U.S. slaps sanctions on son of Zimbabwe’s president ahead of Africa summit

WASHINGTON, Dec 12 (Reuters) - The United States on Monday imposed sanctions on the son of Zimbabwean President Emmerson Mnangagwa, several other Zimbabwean nationals and two entities, as part of Washington's efforts to address corruption in the country.
The move comes the day before the start of the U.S.-Africa Leaders Summit in Washington, when U.S. President Joe Biden will meet presidents of African countries.
The U.S. Treasury Department in a statement said Monday’s move imposed sanctions on four Zimbabwean nationals and two entities it accused of being tied to businessman Kudakwashe Tagwirei, who was designated by Washington in 2020 for providing support to the leadership of Zimbabwe.

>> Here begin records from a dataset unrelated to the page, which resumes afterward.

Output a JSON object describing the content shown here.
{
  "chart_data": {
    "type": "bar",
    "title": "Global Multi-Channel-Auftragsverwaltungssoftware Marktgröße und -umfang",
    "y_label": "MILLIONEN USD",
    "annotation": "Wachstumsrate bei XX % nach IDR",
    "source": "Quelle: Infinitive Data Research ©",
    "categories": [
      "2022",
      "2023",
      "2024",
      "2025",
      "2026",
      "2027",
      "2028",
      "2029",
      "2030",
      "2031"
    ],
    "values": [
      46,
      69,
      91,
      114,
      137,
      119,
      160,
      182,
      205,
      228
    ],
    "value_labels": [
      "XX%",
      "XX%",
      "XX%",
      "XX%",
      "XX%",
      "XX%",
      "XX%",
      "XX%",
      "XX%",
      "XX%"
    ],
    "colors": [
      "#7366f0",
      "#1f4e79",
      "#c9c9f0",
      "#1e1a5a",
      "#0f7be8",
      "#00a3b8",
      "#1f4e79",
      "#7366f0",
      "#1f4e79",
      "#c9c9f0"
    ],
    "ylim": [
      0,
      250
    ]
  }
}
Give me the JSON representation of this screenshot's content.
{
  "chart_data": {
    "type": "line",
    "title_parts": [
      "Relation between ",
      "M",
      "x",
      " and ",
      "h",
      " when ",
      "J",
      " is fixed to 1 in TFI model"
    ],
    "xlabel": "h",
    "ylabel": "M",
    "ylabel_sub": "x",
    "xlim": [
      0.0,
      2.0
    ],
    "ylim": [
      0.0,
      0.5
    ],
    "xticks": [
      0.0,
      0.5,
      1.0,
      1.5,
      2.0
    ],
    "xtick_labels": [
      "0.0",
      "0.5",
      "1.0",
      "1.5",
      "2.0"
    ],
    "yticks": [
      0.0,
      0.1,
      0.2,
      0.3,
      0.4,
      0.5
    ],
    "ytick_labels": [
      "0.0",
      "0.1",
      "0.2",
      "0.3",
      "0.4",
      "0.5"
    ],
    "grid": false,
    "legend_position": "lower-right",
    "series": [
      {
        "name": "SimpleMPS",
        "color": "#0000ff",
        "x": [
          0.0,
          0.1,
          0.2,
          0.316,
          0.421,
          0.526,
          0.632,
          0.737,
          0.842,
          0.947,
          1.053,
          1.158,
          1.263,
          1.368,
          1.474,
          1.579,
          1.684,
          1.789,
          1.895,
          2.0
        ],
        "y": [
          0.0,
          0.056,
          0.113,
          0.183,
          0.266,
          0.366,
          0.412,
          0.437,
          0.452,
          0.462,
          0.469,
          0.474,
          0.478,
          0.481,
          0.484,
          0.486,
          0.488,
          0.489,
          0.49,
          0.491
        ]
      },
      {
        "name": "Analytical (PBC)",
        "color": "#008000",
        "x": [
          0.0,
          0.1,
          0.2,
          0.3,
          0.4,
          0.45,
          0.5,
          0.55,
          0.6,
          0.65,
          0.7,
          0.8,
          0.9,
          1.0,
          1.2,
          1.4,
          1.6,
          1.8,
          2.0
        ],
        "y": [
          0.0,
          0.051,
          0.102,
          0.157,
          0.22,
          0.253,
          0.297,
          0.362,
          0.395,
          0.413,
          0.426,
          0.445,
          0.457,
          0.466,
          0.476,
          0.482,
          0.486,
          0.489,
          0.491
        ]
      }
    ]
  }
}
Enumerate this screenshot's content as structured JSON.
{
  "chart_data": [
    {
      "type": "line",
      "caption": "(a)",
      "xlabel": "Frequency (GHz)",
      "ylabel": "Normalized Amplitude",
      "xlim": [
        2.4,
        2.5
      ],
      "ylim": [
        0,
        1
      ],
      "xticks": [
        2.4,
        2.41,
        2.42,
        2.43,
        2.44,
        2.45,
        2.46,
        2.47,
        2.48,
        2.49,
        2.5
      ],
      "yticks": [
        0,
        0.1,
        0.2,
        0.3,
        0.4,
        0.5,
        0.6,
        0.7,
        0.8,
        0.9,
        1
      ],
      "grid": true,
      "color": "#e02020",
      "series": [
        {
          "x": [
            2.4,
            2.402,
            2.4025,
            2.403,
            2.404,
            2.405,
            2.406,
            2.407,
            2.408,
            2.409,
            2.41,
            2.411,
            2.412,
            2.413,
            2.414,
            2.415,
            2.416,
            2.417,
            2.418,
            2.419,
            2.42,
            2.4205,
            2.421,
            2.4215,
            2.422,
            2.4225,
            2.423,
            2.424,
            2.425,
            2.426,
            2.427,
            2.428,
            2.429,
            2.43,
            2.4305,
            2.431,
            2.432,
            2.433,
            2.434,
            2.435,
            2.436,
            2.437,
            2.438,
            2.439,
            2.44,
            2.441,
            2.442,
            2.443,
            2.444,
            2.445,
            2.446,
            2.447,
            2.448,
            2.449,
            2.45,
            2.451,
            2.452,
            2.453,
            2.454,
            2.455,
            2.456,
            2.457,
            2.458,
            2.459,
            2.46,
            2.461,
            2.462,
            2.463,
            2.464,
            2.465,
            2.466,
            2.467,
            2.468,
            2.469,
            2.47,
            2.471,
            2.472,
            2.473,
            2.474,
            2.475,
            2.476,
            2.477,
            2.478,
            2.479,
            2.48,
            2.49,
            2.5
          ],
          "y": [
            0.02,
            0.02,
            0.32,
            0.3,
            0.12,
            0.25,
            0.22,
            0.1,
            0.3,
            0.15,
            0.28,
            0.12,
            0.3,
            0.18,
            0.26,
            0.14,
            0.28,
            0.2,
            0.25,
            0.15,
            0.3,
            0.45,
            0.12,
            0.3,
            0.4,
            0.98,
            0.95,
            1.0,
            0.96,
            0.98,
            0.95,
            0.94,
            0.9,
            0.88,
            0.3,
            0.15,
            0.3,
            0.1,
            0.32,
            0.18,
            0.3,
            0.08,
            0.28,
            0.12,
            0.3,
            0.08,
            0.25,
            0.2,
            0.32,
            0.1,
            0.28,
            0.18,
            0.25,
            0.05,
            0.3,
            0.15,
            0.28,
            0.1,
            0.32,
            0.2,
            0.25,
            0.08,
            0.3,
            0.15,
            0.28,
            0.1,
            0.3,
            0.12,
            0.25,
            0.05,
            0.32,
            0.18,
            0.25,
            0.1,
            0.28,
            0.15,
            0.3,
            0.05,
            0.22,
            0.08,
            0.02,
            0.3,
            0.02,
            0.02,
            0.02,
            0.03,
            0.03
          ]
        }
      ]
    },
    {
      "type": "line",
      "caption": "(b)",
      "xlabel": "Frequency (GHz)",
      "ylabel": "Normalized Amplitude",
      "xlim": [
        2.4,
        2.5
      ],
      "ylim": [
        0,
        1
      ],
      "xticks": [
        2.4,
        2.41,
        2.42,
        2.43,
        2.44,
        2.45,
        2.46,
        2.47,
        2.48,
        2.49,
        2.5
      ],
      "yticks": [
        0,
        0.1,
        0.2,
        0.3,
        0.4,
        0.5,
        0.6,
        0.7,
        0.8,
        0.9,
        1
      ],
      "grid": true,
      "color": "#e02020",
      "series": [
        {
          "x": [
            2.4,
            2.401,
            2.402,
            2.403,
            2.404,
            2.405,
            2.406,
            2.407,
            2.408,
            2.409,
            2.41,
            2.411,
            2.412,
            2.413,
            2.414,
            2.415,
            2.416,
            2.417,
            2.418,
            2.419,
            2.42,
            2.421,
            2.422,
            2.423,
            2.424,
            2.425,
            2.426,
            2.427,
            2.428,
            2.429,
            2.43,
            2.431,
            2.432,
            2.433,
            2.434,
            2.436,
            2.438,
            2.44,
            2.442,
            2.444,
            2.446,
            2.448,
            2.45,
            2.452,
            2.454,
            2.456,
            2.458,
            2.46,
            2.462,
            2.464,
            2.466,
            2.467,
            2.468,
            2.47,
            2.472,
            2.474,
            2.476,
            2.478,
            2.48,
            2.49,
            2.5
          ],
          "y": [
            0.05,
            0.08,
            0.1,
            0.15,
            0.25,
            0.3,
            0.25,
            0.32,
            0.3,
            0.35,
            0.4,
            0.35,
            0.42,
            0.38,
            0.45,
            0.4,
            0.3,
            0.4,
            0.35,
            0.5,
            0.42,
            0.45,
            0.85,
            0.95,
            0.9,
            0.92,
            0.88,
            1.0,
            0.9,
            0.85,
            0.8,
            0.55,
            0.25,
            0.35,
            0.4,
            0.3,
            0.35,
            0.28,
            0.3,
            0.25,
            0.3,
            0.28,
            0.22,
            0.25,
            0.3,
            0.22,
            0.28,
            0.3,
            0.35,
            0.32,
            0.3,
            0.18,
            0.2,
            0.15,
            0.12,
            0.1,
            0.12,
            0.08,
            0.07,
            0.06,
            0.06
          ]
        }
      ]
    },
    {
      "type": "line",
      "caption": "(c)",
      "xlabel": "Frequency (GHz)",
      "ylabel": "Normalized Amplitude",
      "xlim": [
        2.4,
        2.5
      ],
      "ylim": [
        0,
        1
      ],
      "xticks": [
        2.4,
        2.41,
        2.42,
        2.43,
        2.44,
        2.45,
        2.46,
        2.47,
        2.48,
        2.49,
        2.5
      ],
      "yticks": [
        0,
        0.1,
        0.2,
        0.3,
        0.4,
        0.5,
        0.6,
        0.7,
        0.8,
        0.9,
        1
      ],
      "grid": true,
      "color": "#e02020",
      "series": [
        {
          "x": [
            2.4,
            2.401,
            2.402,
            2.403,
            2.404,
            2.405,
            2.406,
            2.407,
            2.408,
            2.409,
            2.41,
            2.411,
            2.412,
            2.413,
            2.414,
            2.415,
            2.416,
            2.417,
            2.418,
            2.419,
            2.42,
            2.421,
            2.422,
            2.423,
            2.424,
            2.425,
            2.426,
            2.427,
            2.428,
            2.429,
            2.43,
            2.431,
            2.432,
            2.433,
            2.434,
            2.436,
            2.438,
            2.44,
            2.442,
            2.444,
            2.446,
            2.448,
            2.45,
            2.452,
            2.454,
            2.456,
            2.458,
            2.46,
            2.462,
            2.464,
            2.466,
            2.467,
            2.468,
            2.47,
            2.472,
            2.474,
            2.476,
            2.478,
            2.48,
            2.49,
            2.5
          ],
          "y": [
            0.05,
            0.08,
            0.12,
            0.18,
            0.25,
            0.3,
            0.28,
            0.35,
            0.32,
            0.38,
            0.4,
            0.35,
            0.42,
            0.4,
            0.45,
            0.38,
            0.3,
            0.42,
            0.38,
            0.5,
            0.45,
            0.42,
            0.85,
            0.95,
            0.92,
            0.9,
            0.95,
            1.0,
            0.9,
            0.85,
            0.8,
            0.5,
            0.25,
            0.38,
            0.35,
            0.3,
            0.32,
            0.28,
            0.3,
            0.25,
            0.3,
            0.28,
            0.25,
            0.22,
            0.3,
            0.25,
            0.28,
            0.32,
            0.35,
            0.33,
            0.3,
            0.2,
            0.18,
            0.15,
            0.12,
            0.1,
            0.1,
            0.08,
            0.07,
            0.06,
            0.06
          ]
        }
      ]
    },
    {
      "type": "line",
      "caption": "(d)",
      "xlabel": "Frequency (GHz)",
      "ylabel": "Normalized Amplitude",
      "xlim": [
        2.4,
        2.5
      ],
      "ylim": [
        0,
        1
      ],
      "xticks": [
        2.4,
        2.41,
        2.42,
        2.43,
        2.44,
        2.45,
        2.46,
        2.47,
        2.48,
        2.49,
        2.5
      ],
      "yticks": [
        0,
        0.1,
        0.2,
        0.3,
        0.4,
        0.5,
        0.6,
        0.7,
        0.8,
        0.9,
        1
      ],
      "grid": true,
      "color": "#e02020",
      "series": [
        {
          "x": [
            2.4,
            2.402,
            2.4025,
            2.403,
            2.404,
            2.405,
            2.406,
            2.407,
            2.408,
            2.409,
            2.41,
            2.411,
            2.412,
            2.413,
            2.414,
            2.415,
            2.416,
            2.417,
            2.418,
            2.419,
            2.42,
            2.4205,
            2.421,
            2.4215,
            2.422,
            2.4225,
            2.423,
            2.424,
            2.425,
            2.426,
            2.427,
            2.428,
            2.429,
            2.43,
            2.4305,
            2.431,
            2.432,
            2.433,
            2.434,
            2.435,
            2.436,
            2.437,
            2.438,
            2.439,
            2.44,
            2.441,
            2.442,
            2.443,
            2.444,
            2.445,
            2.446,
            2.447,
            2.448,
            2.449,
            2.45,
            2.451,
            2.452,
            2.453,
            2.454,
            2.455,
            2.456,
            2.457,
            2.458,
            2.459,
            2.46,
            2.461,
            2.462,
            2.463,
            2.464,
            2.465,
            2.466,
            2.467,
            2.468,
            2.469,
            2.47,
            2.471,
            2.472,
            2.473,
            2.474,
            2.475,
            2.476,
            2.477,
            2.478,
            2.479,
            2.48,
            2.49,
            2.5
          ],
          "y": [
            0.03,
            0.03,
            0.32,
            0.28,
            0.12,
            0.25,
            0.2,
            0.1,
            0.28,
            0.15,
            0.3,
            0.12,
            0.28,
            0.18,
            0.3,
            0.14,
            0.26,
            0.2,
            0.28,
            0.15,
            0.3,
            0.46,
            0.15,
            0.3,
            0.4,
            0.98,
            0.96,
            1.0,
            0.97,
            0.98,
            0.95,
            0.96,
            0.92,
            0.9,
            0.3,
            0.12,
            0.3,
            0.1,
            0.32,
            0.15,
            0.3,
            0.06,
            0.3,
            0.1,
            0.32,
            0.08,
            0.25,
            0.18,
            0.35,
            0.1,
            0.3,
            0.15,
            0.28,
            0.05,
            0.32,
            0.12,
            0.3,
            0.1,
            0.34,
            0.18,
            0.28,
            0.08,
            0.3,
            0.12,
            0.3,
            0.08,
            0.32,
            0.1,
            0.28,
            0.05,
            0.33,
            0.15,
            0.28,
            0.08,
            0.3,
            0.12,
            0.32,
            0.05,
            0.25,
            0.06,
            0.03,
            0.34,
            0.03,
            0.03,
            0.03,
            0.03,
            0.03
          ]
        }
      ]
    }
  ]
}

The Treasury has accused Tagwirei of using his relationship with Zimbabwe officials to gain state contracts and receive favored access to hard currency, including U.S. dollars, and in turn has provided items, including expensive cars, to senior officials of the country.
“Since former Zimbabwe President Robert Mugabe’s 2017 departure, Tagwirei used a combination of opaque business dealings and his ongoing relationship with President Mnangagwa to grow his business empire dramatically and rake in millions of U.S. dollars,” the statement read.
Washington on Monday said Emmerson Mnangagwa, Jr., the president’s son, has been in charge of the president’s business interests related to Tagwirei.
The president is also under U.S. sanctions.
Also hit with sanctions were Sandra Mpunga, Nqobile Magwizi, Fossil Agro, Fossil Contracting, and Obey Chimuka, for their ties to Tagwirei and his company, Sakunda Holdings.
Zimbabwe’s embassy in Washington did not immediately respond to a request for comment.
“We urge the Zimbabwean government to take meaningful steps towards creating a peaceful, prosperous, and politically vibrant Zimbabwe, and to address the root causes of many of Zimbabwe’s ills: corrupt elites and their abuse of the country’s institutions for their personal benefit,” the Treasury’s under secretary for terrorism and financial intelligence, Brian Nelson, said in the statement.
Monday’s move freezes any U.S. assets of those designated and generally bars Americans from dealing with them.